After UP Governor Anandiben Patel on Saturday gave assent to an ordinance against forcible or fraudulent religious conversions, which provides for imprisonment of up to 10 years and a fine of up to Rs 50,000 under different categories, BSP chief Mayawati has asked the UP government to reconsider the ‘Love Jihad’ law.
Taking to Twitter, the former Chief Minister said that the government brought the ordinance in “haste” and is “full of apprehension” whereas forcible and deceitful conversion anywhere in the country has neither special recognition nor acceptance. “Many laws are already in effect in this regard. The government should reconsider this and that is the demand of BSP,” she said in a tweet in Hindi.
लव जिहाद को लेकर यूपी सरकार द्वारा आपाधापी में लाया गया धर्म परिवर्तन अध्यादेश अनेकों आशंकाओं से भरा जबकि देश में कहीं भी जबरन व छल से धर्मान्तरण को न तो खास मान्यता व न ही स्वीकार्यता। इस सम्बंध में कई कानून पहले से ही प्रभावी हैं। सरकार इस पर पुनर्विचार करे, बीएसपी की यह माँग।
— Mayawati (@Mayawati) November 30, 2020
She also said it would be better if the Central government reconsiders the three newly-enacted legislation, stating that the farmers are agitating throughout the country as these laws were made without their consent. “Farmers are quite angry and agitating throughout the country, expressing their disagreement about the recently enacted three laws related to agriculture by the Central government. In view of this, if the Union government reconsiders these laws, made without the consent of the farmers, it would be better,” Mayawati tweeted in Hindi.

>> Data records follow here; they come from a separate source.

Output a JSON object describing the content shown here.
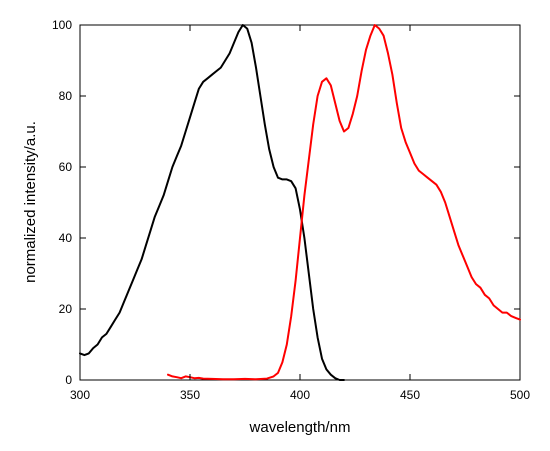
{
  "chart_data": {
    "type": "line",
    "title": "",
    "xlabel": "wavelength/nm",
    "ylabel": "normalized intensity/a.u.",
    "xlim": [
      300,
      500
    ],
    "ylim": [
      0,
      100
    ],
    "x_ticks": [
      300,
      350,
      400,
      450,
      500
    ],
    "y_ticks": [
      0,
      20,
      40,
      60,
      80,
      100
    ],
    "grid": false,
    "legend": "none",
    "series": [
      {
        "color": "#000000",
        "points": [
          [
            300,
            7.5
          ],
          [
            302,
            7
          ],
          [
            304,
            7.5
          ],
          [
            306,
            9
          ],
          [
            308,
            10
          ],
          [
            310,
            12
          ],
          [
            312,
            13
          ],
          [
            314,
            15
          ],
          [
            316,
            17
          ],
          [
            318,
            19
          ],
          [
            320,
            22
          ],
          [
            322,
            25
          ],
          [
            324,
            28
          ],
          [
            326,
            31
          ],
          [
            328,
            34
          ],
          [
            330,
            38
          ],
          [
            332,
            42
          ],
          [
            334,
            46
          ],
          [
            336,
            49
          ],
          [
            338,
            52
          ],
          [
            340,
            56
          ],
          [
            342,
            60
          ],
          [
            344,
            63
          ],
          [
            346,
            66
          ],
          [
            348,
            70
          ],
          [
            350,
            74
          ],
          [
            352,
            78
          ],
          [
            354,
            82
          ],
          [
            356,
            84
          ],
          [
            358,
            85
          ],
          [
            360,
            86
          ],
          [
            362,
            87
          ],
          [
            364,
            88
          ],
          [
            366,
            90
          ],
          [
            368,
            92
          ],
          [
            370,
            95
          ],
          [
            372,
            98
          ],
          [
            374,
            100
          ],
          [
            376,
            99
          ],
          [
            378,
            95
          ],
          [
            380,
            88
          ],
          [
            382,
            80
          ],
          [
            384,
            72
          ],
          [
            386,
            65
          ],
          [
            388,
            60
          ],
          [
            390,
            57
          ],
          [
            392,
            56.5
          ],
          [
            394,
            56.5
          ],
          [
            396,
            56
          ],
          [
            398,
            54
          ],
          [
            400,
            48
          ],
          [
            402,
            40
          ],
          [
            404,
            30
          ],
          [
            406,
            20
          ],
          [
            408,
            12
          ],
          [
            410,
            6
          ],
          [
            412,
            3
          ],
          [
            414,
            1.5
          ],
          [
            416,
            0.5
          ],
          [
            418,
            0
          ],
          [
            420,
            0
          ]
        ]
      },
      {
        "color": "#ff0000",
        "points": [
          [
            340,
            1.5
          ],
          [
            342,
            1
          ],
          [
            344,
            0.8
          ],
          [
            346,
            0.5
          ],
          [
            348,
            1
          ],
          [
            350,
            0.8
          ],
          [
            352,
            0.5
          ],
          [
            354,
            0.6
          ],
          [
            356,
            0.4
          ],
          [
            360,
            0.3
          ],
          [
            365,
            0.2
          ],
          [
            370,
            0.2
          ],
          [
            375,
            0.3
          ],
          [
            380,
            0.2
          ],
          [
            385,
            0.4
          ],
          [
            388,
            1
          ],
          [
            390,
            2
          ],
          [
            392,
            5
          ],
          [
            394,
            10
          ],
          [
            396,
            18
          ],
          [
            398,
            28
          ],
          [
            400,
            40
          ],
          [
            402,
            52
          ],
          [
            404,
            62
          ],
          [
            406,
            72
          ],
          [
            408,
            80
          ],
          [
            410,
            84
          ],
          [
            412,
            85
          ],
          [
            414,
            83
          ],
          [
            416,
            78
          ],
          [
            418,
            73
          ],
          [
            420,
            70
          ],
          [
            422,
            71
          ],
          [
            424,
            75
          ],
          [
            426,
            80
          ],
          [
            428,
            87
          ],
          [
            430,
            93
          ],
          [
            432,
            97
          ],
          [
            434,
            100
          ],
          [
            436,
            99
          ],
          [
            438,
            97
          ],
          [
            440,
            92
          ],
          [
            442,
            86
          ],
          [
            444,
            78
          ],
          [
            446,
            71
          ],
          [
            448,
            67
          ],
          [
            450,
            64
          ],
          [
            452,
            61
          ],
          [
            454,
            59
          ],
          [
            456,
            58
          ],
          [
            458,
            57
          ],
          [
            460,
            56
          ],
          [
            462,
            55
          ],
          [
            464,
            53
          ],
          [
            466,
            50
          ],
          [
            468,
            46
          ],
          [
            470,
            42
          ],
          [
            472,
            38
          ],
          [
            474,
            35
          ],
          [
            476,
            32
          ],
          [
            478,
            29
          ],
          [
            480,
            27
          ],
          [
            482,
            26
          ],
          [
            484,
            24
          ],
          [
            486,
            23
          ],
          [
            488,
            21
          ],
          [
            490,
            20
          ],
          [
            492,
            19
          ],
          [
            494,
            19
          ],
          [
            496,
            18
          ],
          [
            498,
            17.5
          ],
          [
            500,
            17
          ]
        ]
      }
    ]
  }
}
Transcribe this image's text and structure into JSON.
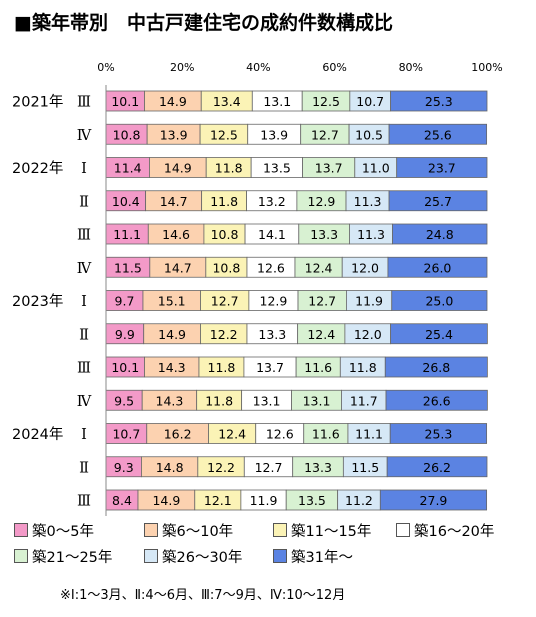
{
  "title": "■築年帯別　中古戸建住宅の成約件数構成比",
  "note": "※Ⅰ:1～3月、Ⅱ:4～6月、Ⅲ:7～9月、Ⅳ:10～12月",
  "chart_data": {
    "type": "bar",
    "orientation": "horizontal",
    "stacked": true,
    "x_unit": "%",
    "xlim": [
      0,
      100
    ],
    "x_ticks": [
      "0%",
      "20%",
      "40%",
      "60%",
      "80%",
      "100%"
    ],
    "grid": false,
    "legend_position": "bottom",
    "categories": [
      {
        "year": "2021年",
        "quarter": "Ⅲ"
      },
      {
        "year": "",
        "quarter": "Ⅳ"
      },
      {
        "year": "2022年",
        "quarter": "Ⅰ"
      },
      {
        "year": "",
        "quarter": "Ⅱ"
      },
      {
        "year": "",
        "quarter": "Ⅲ"
      },
      {
        "year": "",
        "quarter": "Ⅳ"
      },
      {
        "year": "2023年",
        "quarter": "Ⅰ"
      },
      {
        "year": "",
        "quarter": "Ⅱ"
      },
      {
        "year": "",
        "quarter": "Ⅲ"
      },
      {
        "year": "",
        "quarter": "Ⅳ"
      },
      {
        "year": "2024年",
        "quarter": "Ⅰ"
      },
      {
        "year": "",
        "quarter": "Ⅱ"
      },
      {
        "year": "",
        "quarter": "Ⅲ"
      }
    ],
    "series": [
      {
        "name": "築0～5年",
        "color": "#f39ac8",
        "values": [
          10.1,
          10.8,
          11.4,
          10.4,
          11.1,
          11.5,
          9.7,
          9.9,
          10.1,
          9.5,
          10.7,
          9.3,
          8.4
        ]
      },
      {
        "name": "築6～10年",
        "color": "#fcd2b0",
        "values": [
          14.9,
          13.9,
          14.9,
          14.7,
          14.6,
          14.7,
          15.1,
          14.9,
          14.3,
          14.3,
          16.2,
          14.8,
          14.9
        ]
      },
      {
        "name": "築11～15年",
        "color": "#fbf3b6",
        "values": [
          13.4,
          12.5,
          11.8,
          11.8,
          10.8,
          10.8,
          12.7,
          12.2,
          11.8,
          11.8,
          12.4,
          12.2,
          12.1
        ]
      },
      {
        "name": "築16～20年",
        "color": "#ffffff",
        "values": [
          13.1,
          13.9,
          13.5,
          13.2,
          14.1,
          12.6,
          12.9,
          13.3,
          13.7,
          13.1,
          12.6,
          12.7,
          11.9
        ]
      },
      {
        "name": "築21～25年",
        "color": "#d8f1d2",
        "values": [
          12.5,
          12.7,
          13.7,
          12.9,
          13.3,
          12.4,
          12.7,
          12.4,
          11.6,
          13.1,
          11.6,
          13.3,
          13.5
        ]
      },
      {
        "name": "築26～30年",
        "color": "#d6e8f6",
        "values": [
          10.7,
          10.5,
          11.0,
          11.3,
          11.3,
          12.0,
          11.9,
          12.0,
          11.8,
          11.7,
          11.1,
          11.5,
          11.2
        ]
      },
      {
        "name": "築31年～",
        "color": "#5b83e2",
        "values": [
          25.3,
          25.6,
          23.7,
          25.7,
          24.8,
          26.0,
          25.0,
          25.4,
          26.8,
          26.6,
          25.3,
          26.2,
          27.9
        ]
      }
    ]
  }
}
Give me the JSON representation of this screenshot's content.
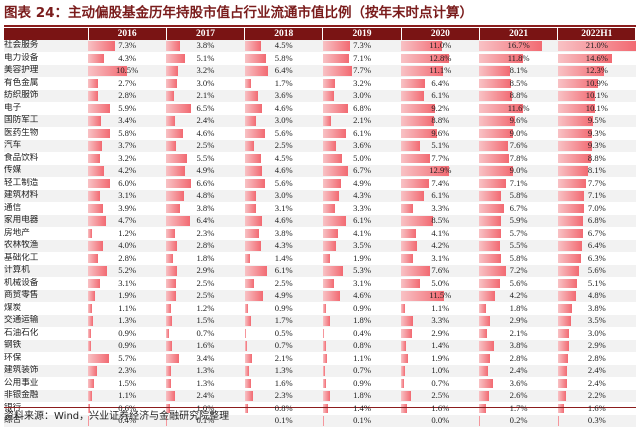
{
  "title": "图表 24：主动偏股基金历年持股市值占行业流通市值比例（按年末时点计算）",
  "source": "资料来源：Wind，兴业证券经济与金融研究院整理",
  "colors": {
    "header_bg": "#7a1414",
    "bar_light": "#f8c2c5",
    "bar_dark": "#f26a72",
    "title": "#7a1c1c"
  },
  "table": {
    "corner": "",
    "columns": [
      "2016",
      "2017",
      "2018",
      "2019",
      "2020",
      "2021",
      "2022H1"
    ],
    "max_value": 21.0,
    "rows": [
      {
        "industry": "社会服务",
        "values": [
          7.3,
          3.8,
          4.5,
          7.3,
          11.0,
          16.7,
          21.0
        ],
        "labels": [
          "7.3%",
          "3.8%",
          "4.5%",
          "7.3%",
          "11.0%",
          "16.7%",
          "21.0%"
        ]
      },
      {
        "industry": "电力设备",
        "values": [
          4.3,
          5.1,
          5.8,
          7.1,
          12.8,
          11.8,
          14.6
        ],
        "labels": [
          "4.3%",
          "5.1%",
          "5.8%",
          "7.1%",
          "12.8%",
          "11.8%",
          "14.6%"
        ]
      },
      {
        "industry": "美容护理",
        "values": [
          10.5,
          3.2,
          6.4,
          7.7,
          11.1,
          8.1,
          12.3
        ],
        "labels": [
          "10.5%",
          "3.2%",
          "6.4%",
          "7.7%",
          "11.1%",
          "8.1%",
          "12.3%"
        ]
      },
      {
        "industry": "有色金属",
        "values": [
          2.7,
          3.0,
          1.7,
          3.2,
          6.4,
          8.5,
          10.9
        ],
        "labels": [
          "2.7%",
          "3.0%",
          "1.7%",
          "3.2%",
          "6.4%",
          "8.5%",
          "10.9%"
        ]
      },
      {
        "industry": "纺织服饰",
        "values": [
          2.8,
          2.1,
          3.6,
          3.0,
          6.1,
          8.8,
          10.1
        ],
        "labels": [
          "2.8%",
          "2.1%",
          "3.6%",
          "3.0%",
          "6.1%",
          "8.8%",
          "10.1%"
        ]
      },
      {
        "industry": "电子",
        "values": [
          5.9,
          6.5,
          4.6,
          6.8,
          9.2,
          11.6,
          10.1
        ],
        "labels": [
          "5.9%",
          "6.5%",
          "4.6%",
          "6.8%",
          "9.2%",
          "11.6%",
          "10.1%"
        ]
      },
      {
        "industry": "国防军工",
        "values": [
          3.4,
          2.4,
          3.0,
          2.1,
          8.8,
          9.6,
          9.5
        ],
        "labels": [
          "3.4%",
          "2.4%",
          "3.0%",
          "2.1%",
          "8.8%",
          "9.6%",
          "9.5%"
        ]
      },
      {
        "industry": "医药生物",
        "values": [
          5.8,
          4.6,
          5.6,
          6.1,
          9.6,
          9.0,
          9.3
        ],
        "labels": [
          "5.8%",
          "4.6%",
          "5.6%",
          "6.1%",
          "9.6%",
          "9.0%",
          "9.3%"
        ]
      },
      {
        "industry": "汽车",
        "values": [
          3.7,
          2.5,
          2.5,
          3.6,
          5.1,
          7.6,
          9.3
        ],
        "labels": [
          "3.7%",
          "2.5%",
          "2.5%",
          "3.6%",
          "5.1%",
          "7.6%",
          "9.3%"
        ]
      },
      {
        "industry": "食品饮料",
        "values": [
          3.2,
          5.5,
          4.5,
          5.0,
          7.7,
          7.8,
          8.8
        ],
        "labels": [
          "3.2%",
          "5.5%",
          "4.5%",
          "5.0%",
          "7.7%",
          "7.8%",
          "8.8%"
        ]
      },
      {
        "industry": "传媒",
        "values": [
          4.2,
          4.9,
          4.6,
          6.7,
          12.9,
          9.0,
          8.1
        ],
        "labels": [
          "4.2%",
          "4.9%",
          "4.6%",
          "6.7%",
          "12.9%",
          "9.0%",
          "8.1%"
        ]
      },
      {
        "industry": "轻工制造",
        "values": [
          6.0,
          6.6,
          5.6,
          4.9,
          7.4,
          7.1,
          7.7
        ],
        "labels": [
          "6.0%",
          "6.6%",
          "5.6%",
          "4.9%",
          "7.4%",
          "7.1%",
          "7.7%"
        ]
      },
      {
        "industry": "建筑材料",
        "values": [
          3.1,
          4.8,
          3.0,
          4.3,
          6.1,
          5.8,
          7.1
        ],
        "labels": [
          "3.1%",
          "4.8%",
          "3.0%",
          "4.3%",
          "6.1%",
          "5.8%",
          "7.1%"
        ]
      },
      {
        "industry": "通信",
        "values": [
          3.9,
          3.8,
          3.1,
          3.3,
          3.3,
          6.7,
          7.0
        ],
        "labels": [
          "3.9%",
          "3.8%",
          "3.1%",
          "3.3%",
          "3.3%",
          "6.7%",
          "7.0%"
        ]
      },
      {
        "industry": "家用电器",
        "values": [
          4.7,
          6.4,
          4.6,
          6.1,
          8.5,
          5.9,
          6.8
        ],
        "labels": [
          "4.7%",
          "6.4%",
          "4.6%",
          "6.1%",
          "8.5%",
          "5.9%",
          "6.8%"
        ]
      },
      {
        "industry": "房地产",
        "values": [
          1.2,
          2.3,
          3.8,
          4.1,
          4.1,
          5.7,
          6.7
        ],
        "labels": [
          "1.2%",
          "2.3%",
          "3.8%",
          "4.1%",
          "4.1%",
          "5.7%",
          "6.7%"
        ]
      },
      {
        "industry": "农林牧渔",
        "values": [
          4.0,
          2.8,
          4.3,
          3.5,
          4.2,
          5.5,
          6.4
        ],
        "labels": [
          "4.0%",
          "2.8%",
          "4.3%",
          "3.5%",
          "4.2%",
          "5.5%",
          "6.4%"
        ]
      },
      {
        "industry": "基础化工",
        "values": [
          2.8,
          1.8,
          1.4,
          1.9,
          3.1,
          5.8,
          6.3
        ],
        "labels": [
          "2.8%",
          "1.8%",
          "1.4%",
          "1.9%",
          "3.1%",
          "5.8%",
          "6.3%"
        ]
      },
      {
        "industry": "计算机",
        "values": [
          5.2,
          2.9,
          6.1,
          5.3,
          7.6,
          7.2,
          5.6
        ],
        "labels": [
          "5.2%",
          "2.9%",
          "6.1%",
          "5.3%",
          "7.6%",
          "7.2%",
          "5.6%"
        ]
      },
      {
        "industry": "机械设备",
        "values": [
          3.1,
          2.5,
          2.5,
          3.1,
          5.0,
          5.6,
          5.1
        ],
        "labels": [
          "3.1%",
          "2.5%",
          "2.5%",
          "3.1%",
          "5.0%",
          "5.6%",
          "5.1%"
        ]
      },
      {
        "industry": "商贸零售",
        "values": [
          1.9,
          2.5,
          4.9,
          4.6,
          11.5,
          4.2,
          4.8
        ],
        "labels": [
          "1.9%",
          "2.5%",
          "4.9%",
          "4.6%",
          "11.5%",
          "4.2%",
          "4.8%"
        ]
      },
      {
        "industry": "煤炭",
        "values": [
          1.1,
          1.2,
          0.9,
          0.9,
          1.1,
          1.8,
          3.8
        ],
        "labels": [
          "1.1%",
          "1.2%",
          "0.9%",
          "0.9%",
          "1.1%",
          "1.8%",
          "3.8%"
        ]
      },
      {
        "industry": "交通运输",
        "values": [
          1.3,
          1.5,
          1.7,
          1.8,
          3.3,
          2.9,
          3.5
        ],
        "labels": [
          "1.3%",
          "1.5%",
          "1.7%",
          "1.8%",
          "3.3%",
          "2.9%",
          "3.5%"
        ]
      },
      {
        "industry": "石油石化",
        "values": [
          0.9,
          0.7,
          0.5,
          0.4,
          2.9,
          2.1,
          3.0
        ],
        "labels": [
          "0.9%",
          "0.7%",
          "0.5%",
          "0.4%",
          "2.9%",
          "2.1%",
          "3.0%"
        ]
      },
      {
        "industry": "钢铁",
        "values": [
          0.9,
          1.6,
          0.7,
          0.8,
          1.4,
          3.8,
          2.9
        ],
        "labels": [
          "0.9%",
          "1.6%",
          "0.7%",
          "0.8%",
          "1.4%",
          "3.8%",
          "2.9%"
        ]
      },
      {
        "industry": "环保",
        "values": [
          5.7,
          3.4,
          2.1,
          1.1,
          1.9,
          2.8,
          2.8
        ],
        "labels": [
          "5.7%",
          "3.4%",
          "2.1%",
          "1.1%",
          "1.9%",
          "2.8%",
          "2.8%"
        ]
      },
      {
        "industry": "建筑装饰",
        "values": [
          2.3,
          1.3,
          1.3,
          0.7,
          1.0,
          2.4,
          2.4
        ],
        "labels": [
          "2.3%",
          "1.3%",
          "1.3%",
          "0.7%",
          "1.0%",
          "2.4%",
          "2.4%"
        ]
      },
      {
        "industry": "公用事业",
        "values": [
          1.5,
          1.3,
          1.6,
          0.9,
          0.7,
          3.6,
          2.4
        ],
        "labels": [
          "1.5%",
          "1.3%",
          "1.6%",
          "0.9%",
          "0.7%",
          "3.6%",
          "2.4%"
        ]
      },
      {
        "industry": "非银金融",
        "values": [
          1.1,
          2.4,
          2.3,
          1.8,
          2.5,
          2.6,
          2.2
        ],
        "labels": [
          "1.1%",
          "2.4%",
          "2.3%",
          "1.8%",
          "2.5%",
          "2.6%",
          "2.2%"
        ]
      },
      {
        "industry": "银行",
        "values": [
          0.6,
          1.0,
          0.8,
          1.4,
          1.6,
          1.7,
          1.6
        ],
        "labels": [
          "0.6%",
          "1.0%",
          "0.8%",
          "1.4%",
          "1.6%",
          "1.7%",
          "1.6%"
        ]
      },
      {
        "industry": "综合",
        "values": [
          0.4,
          0.1,
          0.1,
          0.1,
          0.0,
          0.2,
          0.3
        ],
        "labels": [
          "0.4%",
          "0.1%",
          "0.1%",
          "0.1%",
          "0.0%",
          "0.2%",
          "0.3%"
        ]
      }
    ]
  }
}
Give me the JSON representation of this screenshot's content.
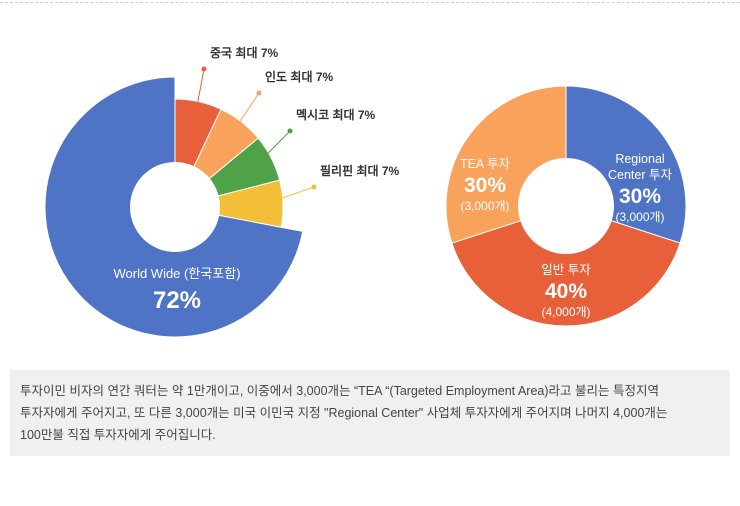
{
  "colors": {
    "blue": "#4f74c6",
    "red": "#e8603a",
    "light_orange": "#f9a25c",
    "green": "#4fa247",
    "yellow": "#f3bf38",
    "callout_dark": "#333333"
  },
  "chart_data": [
    {
      "type": "pie",
      "slices": [
        {
          "label": "중국 최대 7%",
          "value": 7,
          "color": "#e8603a"
        },
        {
          "label": "인도 최대 7%",
          "value": 7,
          "color": "#f9a25c"
        },
        {
          "label": "멕시코 최대 7%",
          "value": 7,
          "color": "#4fa247"
        },
        {
          "label": "필리핀 최대 7%",
          "value": 7,
          "color": "#f3bf38"
        },
        {
          "label": "World Wide (한국포함)",
          "value": 72,
          "value_text": "72%",
          "color": "#4f74c6"
        }
      ]
    },
    {
      "type": "pie",
      "slices": [
        {
          "label_lines": [
            "Regional",
            "Center 투자"
          ],
          "value": 30,
          "value_text": "30%",
          "amount": "(3,000개)",
          "color": "#4f74c6"
        },
        {
          "label_lines": [
            "일반 투자"
          ],
          "value": 40,
          "value_text": "40%",
          "amount": "(4,000개)",
          "color": "#e8603a"
        },
        {
          "label_lines": [
            "TEA 투자"
          ],
          "value": 30,
          "value_text": "30%",
          "amount": "(3,000개)",
          "color": "#f9a25c"
        }
      ]
    }
  ],
  "caption": {
    "line1": "투자이민 비자의 연간 쿼터는 약 1만개이고, 이중에서 3,000개는 “TEA “(Targeted Employment Area)라고 불리는 특정지역",
    "line2": "투자자에게 주어지고, 또 다른 3,000개는 미국 이민국 지정 \"Regional Center\" 사업체 투자자에게 주어지며 나머지 4,000개는",
    "line3": "100만불 직접 투자자에게 주어집니다."
  }
}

UP becomes first state to have a law against ‘love jihad’
The promulgation of the Uttar Pradesh Prohibition of Unlawful Conversion of Religion Ordinance, 2020 came days after the Yogi Adityanath government had approved a draft of the ordinance which also curbs religious conversions only for the sake of marriage.
According to the ordinance, a marriage will be declared “null and void” if the conversion of a woman is solely for that purpose and those wishing to change their religion after marriage needs to apply to the district magistrate. It also has a provision under which if someone returns to their original religion, it shall not be deemed a conversion. While the onus to prove that the conversion has not been done forcibly will lie on the person accused of the act and the convert, it said.
Notwithstanding anything contained in the Code of Criminal Procedure, 1973, all the offences under this ordinance shall be cognisable and non-bailable and triable by the sessions court, the ordinance said. In recent weeks, BJP-run states like Uttar Pradesh, Haryana and Madhya Pradesh have revealed plans to enact laws to counter alleged attempts to convert Hindu women to Islam in the guise of marriage, which is referred to as “love jihad”.